- Written by: Robert Caswell
- Directed by: Michael Jenkins
- Country of origin: Australia
- Original language: English
- No. of episodes: 3

Production
- Producer: Michael Carson
- Running time: 227 mins

Original release
- Network: ABC
- Release: 20 September – 4 October 1983

= Scales of Justice (miniseries) =

Scales of Justice is an Australian crime drama miniseries directed by Michael Jenkins. It first screened on the Australian Broadcasting Corporation in 1983. It was one of the most controversial Australian mini-series ever produced, examining corruption in all levels of law enforcement.

Scales of Justice is composed of three self-contained, character-linked dramas. Focusing on the world of Australian law enforcement, vice, drugs, politics and widespread corruption, from street level to the corridors of power, the programme was acclaimed for its a near-documentary level of realism. Robert Caswell, the writer of the series, expressed surprise at the criticism it received from police and press.

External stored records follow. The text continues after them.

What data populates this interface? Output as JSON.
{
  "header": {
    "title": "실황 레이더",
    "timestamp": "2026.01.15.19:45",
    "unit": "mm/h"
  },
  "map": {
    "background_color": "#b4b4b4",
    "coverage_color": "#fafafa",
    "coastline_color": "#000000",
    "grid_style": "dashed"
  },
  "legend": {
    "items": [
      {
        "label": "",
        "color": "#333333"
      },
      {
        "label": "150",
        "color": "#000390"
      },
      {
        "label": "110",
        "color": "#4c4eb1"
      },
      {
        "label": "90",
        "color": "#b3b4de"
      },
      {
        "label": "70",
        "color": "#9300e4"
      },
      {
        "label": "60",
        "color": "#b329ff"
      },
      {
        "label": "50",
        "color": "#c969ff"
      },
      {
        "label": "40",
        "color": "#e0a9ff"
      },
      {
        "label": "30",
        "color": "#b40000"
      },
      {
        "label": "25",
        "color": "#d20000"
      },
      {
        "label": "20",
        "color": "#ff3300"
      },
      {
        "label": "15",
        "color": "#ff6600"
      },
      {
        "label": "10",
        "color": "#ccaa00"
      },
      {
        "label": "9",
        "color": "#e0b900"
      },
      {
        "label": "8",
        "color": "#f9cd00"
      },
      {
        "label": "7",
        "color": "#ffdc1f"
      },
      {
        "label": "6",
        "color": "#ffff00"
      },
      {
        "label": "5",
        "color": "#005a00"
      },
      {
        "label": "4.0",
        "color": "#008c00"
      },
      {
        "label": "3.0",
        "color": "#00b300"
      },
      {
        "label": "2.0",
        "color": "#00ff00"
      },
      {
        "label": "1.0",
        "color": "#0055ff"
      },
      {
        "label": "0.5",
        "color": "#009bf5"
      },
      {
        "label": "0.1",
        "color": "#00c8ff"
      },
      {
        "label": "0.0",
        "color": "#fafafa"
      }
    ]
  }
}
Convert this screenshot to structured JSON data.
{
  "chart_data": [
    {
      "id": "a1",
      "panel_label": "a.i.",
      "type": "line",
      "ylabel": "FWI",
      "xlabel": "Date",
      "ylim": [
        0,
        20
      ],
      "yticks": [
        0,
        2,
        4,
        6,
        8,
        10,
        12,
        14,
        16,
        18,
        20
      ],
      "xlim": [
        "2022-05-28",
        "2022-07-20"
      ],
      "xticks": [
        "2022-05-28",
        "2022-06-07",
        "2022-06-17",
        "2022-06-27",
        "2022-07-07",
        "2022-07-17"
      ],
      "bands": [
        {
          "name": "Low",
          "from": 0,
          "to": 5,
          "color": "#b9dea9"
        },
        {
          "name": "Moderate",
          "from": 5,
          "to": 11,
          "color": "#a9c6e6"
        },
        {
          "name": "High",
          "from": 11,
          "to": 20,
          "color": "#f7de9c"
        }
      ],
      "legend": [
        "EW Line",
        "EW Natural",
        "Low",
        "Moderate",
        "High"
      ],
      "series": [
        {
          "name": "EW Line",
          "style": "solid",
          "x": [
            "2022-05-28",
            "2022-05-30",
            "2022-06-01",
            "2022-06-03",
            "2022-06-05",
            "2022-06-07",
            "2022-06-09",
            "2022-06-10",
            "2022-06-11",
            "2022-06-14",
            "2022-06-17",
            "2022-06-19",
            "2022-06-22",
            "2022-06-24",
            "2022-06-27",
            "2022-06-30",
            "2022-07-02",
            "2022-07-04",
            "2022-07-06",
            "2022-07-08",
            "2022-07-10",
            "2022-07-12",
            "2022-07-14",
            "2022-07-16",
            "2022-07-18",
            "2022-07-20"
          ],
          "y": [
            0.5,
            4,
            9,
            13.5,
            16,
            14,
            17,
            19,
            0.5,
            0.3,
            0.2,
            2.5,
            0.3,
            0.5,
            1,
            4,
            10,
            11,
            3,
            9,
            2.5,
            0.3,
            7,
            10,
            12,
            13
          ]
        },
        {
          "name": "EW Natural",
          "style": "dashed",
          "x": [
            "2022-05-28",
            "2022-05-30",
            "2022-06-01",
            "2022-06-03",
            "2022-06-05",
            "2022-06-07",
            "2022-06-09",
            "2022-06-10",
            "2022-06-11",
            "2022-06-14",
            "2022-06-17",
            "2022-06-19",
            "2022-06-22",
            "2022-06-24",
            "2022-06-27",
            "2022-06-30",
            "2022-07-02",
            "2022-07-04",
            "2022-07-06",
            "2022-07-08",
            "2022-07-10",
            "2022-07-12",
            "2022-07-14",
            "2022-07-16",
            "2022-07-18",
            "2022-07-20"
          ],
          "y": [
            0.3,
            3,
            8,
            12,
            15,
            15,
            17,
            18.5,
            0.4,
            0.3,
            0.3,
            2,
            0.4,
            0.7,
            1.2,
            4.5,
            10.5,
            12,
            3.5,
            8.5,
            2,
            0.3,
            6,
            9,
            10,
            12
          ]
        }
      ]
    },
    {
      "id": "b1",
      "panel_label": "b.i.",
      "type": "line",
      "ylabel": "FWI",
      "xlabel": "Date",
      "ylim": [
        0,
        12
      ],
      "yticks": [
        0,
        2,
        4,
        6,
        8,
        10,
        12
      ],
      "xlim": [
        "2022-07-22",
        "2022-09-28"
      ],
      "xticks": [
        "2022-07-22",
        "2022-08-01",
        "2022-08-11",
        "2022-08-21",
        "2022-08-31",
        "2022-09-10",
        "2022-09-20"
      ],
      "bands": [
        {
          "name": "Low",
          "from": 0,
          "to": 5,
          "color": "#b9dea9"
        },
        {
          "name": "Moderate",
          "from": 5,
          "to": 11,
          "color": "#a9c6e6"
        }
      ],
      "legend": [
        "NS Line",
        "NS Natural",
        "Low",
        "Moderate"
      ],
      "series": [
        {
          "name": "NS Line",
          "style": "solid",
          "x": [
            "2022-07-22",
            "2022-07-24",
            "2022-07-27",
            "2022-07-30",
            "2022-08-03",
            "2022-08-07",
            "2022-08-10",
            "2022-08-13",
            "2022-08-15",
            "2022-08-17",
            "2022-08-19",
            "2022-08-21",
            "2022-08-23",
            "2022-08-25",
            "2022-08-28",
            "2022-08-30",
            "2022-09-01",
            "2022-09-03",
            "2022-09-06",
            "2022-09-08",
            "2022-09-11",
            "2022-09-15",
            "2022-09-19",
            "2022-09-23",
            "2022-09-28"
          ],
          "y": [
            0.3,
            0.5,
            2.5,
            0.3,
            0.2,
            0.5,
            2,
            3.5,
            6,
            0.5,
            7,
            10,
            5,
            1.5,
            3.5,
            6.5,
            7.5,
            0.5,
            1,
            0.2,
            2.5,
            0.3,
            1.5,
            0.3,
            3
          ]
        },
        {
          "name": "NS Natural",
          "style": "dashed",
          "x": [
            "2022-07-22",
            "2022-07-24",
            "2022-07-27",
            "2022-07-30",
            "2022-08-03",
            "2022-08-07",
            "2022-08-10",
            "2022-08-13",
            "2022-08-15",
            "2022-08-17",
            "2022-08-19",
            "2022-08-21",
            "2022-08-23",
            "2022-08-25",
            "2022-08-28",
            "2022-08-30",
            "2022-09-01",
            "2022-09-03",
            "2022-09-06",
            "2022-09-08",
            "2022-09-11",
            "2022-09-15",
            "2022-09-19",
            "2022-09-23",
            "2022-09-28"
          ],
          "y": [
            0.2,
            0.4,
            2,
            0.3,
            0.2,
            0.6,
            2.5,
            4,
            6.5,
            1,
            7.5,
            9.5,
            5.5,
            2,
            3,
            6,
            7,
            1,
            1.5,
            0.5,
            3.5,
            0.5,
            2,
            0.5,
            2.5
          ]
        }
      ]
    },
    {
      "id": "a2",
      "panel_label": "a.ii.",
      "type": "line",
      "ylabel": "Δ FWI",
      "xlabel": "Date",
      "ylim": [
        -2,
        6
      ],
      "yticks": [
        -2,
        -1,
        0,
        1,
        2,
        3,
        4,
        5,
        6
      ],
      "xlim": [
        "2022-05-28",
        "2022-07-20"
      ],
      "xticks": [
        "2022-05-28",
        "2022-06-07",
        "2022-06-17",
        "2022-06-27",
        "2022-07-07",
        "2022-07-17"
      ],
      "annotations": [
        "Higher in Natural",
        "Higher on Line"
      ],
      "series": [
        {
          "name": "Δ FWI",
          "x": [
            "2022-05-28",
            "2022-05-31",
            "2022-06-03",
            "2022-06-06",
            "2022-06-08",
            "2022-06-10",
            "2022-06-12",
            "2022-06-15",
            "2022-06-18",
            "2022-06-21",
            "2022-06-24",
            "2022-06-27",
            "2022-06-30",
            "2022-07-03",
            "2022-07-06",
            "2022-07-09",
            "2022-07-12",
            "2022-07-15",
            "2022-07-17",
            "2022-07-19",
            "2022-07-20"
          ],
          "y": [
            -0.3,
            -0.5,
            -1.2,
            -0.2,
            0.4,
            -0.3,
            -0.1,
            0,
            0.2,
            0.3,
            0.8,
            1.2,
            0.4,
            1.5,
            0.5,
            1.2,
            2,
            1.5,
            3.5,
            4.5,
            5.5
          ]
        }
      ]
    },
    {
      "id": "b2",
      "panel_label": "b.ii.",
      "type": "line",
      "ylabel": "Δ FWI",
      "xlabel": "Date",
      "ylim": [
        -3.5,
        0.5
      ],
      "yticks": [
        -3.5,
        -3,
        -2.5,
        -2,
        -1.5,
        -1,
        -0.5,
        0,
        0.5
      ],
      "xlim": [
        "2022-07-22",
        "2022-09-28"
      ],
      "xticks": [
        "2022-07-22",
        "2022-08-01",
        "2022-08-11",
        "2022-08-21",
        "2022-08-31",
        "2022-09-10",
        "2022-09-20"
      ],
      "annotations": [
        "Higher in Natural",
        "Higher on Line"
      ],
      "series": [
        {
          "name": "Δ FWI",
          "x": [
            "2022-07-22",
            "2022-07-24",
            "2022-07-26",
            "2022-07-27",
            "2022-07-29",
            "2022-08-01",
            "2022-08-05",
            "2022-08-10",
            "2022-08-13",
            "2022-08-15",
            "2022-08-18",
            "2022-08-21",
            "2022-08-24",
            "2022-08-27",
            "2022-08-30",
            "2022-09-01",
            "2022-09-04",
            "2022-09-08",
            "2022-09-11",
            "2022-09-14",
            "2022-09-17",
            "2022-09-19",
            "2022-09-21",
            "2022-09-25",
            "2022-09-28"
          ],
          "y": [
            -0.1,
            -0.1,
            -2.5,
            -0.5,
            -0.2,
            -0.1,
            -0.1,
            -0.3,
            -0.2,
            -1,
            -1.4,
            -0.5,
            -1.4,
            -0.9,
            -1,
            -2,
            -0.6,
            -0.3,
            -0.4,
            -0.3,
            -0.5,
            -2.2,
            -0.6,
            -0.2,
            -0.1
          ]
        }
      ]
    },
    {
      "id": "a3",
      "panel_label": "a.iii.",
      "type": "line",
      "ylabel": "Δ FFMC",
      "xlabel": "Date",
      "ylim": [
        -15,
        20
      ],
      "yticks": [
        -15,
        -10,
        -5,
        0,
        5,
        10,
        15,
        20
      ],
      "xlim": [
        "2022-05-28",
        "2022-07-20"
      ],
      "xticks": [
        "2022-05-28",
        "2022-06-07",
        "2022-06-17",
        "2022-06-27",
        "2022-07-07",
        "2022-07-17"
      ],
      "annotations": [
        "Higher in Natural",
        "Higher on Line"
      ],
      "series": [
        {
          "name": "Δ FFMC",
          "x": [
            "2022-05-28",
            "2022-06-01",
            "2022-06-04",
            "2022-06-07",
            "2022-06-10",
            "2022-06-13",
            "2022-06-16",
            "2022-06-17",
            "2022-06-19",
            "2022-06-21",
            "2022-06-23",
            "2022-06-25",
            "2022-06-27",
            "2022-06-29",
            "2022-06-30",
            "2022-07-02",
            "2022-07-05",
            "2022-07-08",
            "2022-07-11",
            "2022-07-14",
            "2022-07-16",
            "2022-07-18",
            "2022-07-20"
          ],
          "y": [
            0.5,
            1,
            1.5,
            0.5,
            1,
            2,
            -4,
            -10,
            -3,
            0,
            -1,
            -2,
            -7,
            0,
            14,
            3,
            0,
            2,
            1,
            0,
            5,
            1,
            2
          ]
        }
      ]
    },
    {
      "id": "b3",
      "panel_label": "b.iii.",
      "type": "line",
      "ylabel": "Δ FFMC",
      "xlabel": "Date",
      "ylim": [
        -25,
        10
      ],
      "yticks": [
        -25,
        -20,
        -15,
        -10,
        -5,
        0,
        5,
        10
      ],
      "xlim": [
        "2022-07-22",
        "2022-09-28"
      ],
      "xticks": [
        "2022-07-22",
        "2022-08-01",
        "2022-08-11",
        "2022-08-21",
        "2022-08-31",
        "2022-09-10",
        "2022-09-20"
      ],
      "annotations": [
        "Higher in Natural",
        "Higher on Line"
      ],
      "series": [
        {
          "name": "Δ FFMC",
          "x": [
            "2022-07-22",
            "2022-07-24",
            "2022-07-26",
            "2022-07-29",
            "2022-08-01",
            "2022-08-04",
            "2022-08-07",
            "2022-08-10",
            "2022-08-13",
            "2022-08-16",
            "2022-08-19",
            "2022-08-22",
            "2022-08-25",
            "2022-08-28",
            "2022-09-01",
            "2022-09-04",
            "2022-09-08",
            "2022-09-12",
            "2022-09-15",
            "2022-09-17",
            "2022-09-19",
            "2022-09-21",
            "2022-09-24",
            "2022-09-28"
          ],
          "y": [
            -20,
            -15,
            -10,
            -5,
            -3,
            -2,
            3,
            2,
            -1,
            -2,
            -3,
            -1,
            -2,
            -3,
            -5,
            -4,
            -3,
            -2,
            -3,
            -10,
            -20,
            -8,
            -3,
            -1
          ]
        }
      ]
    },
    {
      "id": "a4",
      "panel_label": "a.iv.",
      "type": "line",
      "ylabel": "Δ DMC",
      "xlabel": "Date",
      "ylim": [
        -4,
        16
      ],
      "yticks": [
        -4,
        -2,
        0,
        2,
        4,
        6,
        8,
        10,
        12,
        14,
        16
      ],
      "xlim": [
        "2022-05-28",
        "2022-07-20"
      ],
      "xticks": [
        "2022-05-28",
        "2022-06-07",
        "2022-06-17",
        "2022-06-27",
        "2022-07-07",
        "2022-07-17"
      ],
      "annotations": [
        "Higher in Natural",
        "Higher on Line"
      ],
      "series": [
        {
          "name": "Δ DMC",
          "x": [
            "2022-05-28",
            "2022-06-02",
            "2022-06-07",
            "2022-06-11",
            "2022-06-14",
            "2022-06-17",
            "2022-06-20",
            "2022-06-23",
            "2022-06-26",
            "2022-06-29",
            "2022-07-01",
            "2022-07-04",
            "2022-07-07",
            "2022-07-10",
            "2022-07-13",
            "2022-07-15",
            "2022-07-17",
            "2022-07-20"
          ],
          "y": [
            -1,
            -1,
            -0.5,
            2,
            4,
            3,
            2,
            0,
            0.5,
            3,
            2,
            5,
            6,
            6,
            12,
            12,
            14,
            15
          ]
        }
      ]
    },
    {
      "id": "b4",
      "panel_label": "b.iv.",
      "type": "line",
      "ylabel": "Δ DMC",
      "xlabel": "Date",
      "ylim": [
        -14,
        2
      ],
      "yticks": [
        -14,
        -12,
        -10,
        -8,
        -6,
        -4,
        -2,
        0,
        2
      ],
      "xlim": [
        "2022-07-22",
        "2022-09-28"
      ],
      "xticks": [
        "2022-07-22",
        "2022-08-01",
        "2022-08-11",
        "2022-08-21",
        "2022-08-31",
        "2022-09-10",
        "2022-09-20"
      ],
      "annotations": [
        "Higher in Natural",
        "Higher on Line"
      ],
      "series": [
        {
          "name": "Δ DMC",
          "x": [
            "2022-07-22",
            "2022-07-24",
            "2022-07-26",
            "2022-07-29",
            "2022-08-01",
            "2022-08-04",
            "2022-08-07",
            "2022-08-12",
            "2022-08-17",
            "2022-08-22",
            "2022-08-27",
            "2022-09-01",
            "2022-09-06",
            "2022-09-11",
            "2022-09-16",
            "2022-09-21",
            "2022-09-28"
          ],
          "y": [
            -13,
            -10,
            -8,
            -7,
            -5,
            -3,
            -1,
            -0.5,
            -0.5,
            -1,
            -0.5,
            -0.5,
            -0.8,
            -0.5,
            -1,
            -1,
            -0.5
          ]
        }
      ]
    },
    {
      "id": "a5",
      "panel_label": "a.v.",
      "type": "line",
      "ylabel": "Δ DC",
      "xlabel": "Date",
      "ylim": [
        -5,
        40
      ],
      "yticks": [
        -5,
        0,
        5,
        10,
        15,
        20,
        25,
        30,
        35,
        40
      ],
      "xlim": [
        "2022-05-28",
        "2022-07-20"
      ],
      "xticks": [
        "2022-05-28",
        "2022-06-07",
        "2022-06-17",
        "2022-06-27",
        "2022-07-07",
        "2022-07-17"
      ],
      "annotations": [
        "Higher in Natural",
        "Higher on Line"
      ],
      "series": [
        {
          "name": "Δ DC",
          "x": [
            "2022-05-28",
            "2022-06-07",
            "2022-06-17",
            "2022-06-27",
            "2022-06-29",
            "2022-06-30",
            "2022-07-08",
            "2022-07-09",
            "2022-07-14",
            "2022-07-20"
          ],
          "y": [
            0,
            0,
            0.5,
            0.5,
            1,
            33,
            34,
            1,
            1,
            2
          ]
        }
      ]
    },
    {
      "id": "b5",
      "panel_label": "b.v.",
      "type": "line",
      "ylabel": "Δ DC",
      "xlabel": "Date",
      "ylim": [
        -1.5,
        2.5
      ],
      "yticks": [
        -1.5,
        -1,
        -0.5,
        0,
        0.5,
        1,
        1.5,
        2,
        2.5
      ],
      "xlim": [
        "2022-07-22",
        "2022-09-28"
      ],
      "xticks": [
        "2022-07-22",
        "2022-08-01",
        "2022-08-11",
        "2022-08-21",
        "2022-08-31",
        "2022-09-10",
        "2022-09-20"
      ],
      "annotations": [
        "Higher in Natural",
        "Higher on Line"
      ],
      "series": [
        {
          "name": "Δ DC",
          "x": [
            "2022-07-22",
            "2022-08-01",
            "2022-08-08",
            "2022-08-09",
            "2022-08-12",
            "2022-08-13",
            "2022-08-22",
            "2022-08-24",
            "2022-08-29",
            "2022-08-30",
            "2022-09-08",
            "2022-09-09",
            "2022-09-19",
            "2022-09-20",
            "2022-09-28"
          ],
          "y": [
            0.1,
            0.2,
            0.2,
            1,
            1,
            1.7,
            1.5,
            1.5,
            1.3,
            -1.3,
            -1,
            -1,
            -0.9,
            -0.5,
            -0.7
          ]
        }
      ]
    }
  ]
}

It was released on DVD in 2005, with a 227 minutes running time.

==Act One — The Job==
While investigating a break-in, Probationary Constable Leonard "Spider" Webber witnesses his senior officer stealing merchandise and is torn between loyalty to his team and his own conscience.

===Cast===
- Simon Burke as Probationary Constable Leonard "Spider" Webber
- John Hargreaves as Constable Borland
- Bill Hunter as Sergeant O'Rourke
- Isabelle Anderson as Constable Callahan

==Act Two — The Game==
Detective Sergeants Ken Draffin and Mike Miles allow their integrity to be compromised by big-time criminal "Nipper" Jackson.

===Cast===
- Dennis Miller as Detective Sergeant Ken Draffin
- Tim Robertson as Detective Sergeant Mick Miles
- Tony Barry as Garth "Nipper" Jackson
- Don Reid as Assistant Commissioner Phillip Thompson
- Brian McDermott as Police Minister Ralph Carpenter

==Act Three — The Numbers==
A young attorney general's actions bring him into conflict with police, senior politicians and major crime bosses.

===Cast===
- Nick Tate as Glenn Ferris, the State Attorney General
- Richard Meikle as Russell Cooper, the State Premier
- John Meillon as Barry Barnes, the Deputy State Premier
- Kris McQuade as Kate Hardman
- Max Cullen as Arthur Roach
- Frank Wilson as Sir John Ritchie
- Antoinette Byron as Prostitute
- Diane Craig as Meredith

NOTE: Don Reid's character, Asst. Commissioner Phillip Thompson is the only character to appear in every episode, while Det. Sgt. Draffin (Dennis Miller), Det. Sgt. Miles (Tim Robertson) and Police Minister Ralph Carpenter (Brian McDermott) are the only central characters to appear in at least 2 episodes.

==Reception==

Upon release the series received backlash as it was thought that the series portrayed the New South Wales Police Department in an unfavourable light. The series highlights the potential for corruption to enter the lower levels of government.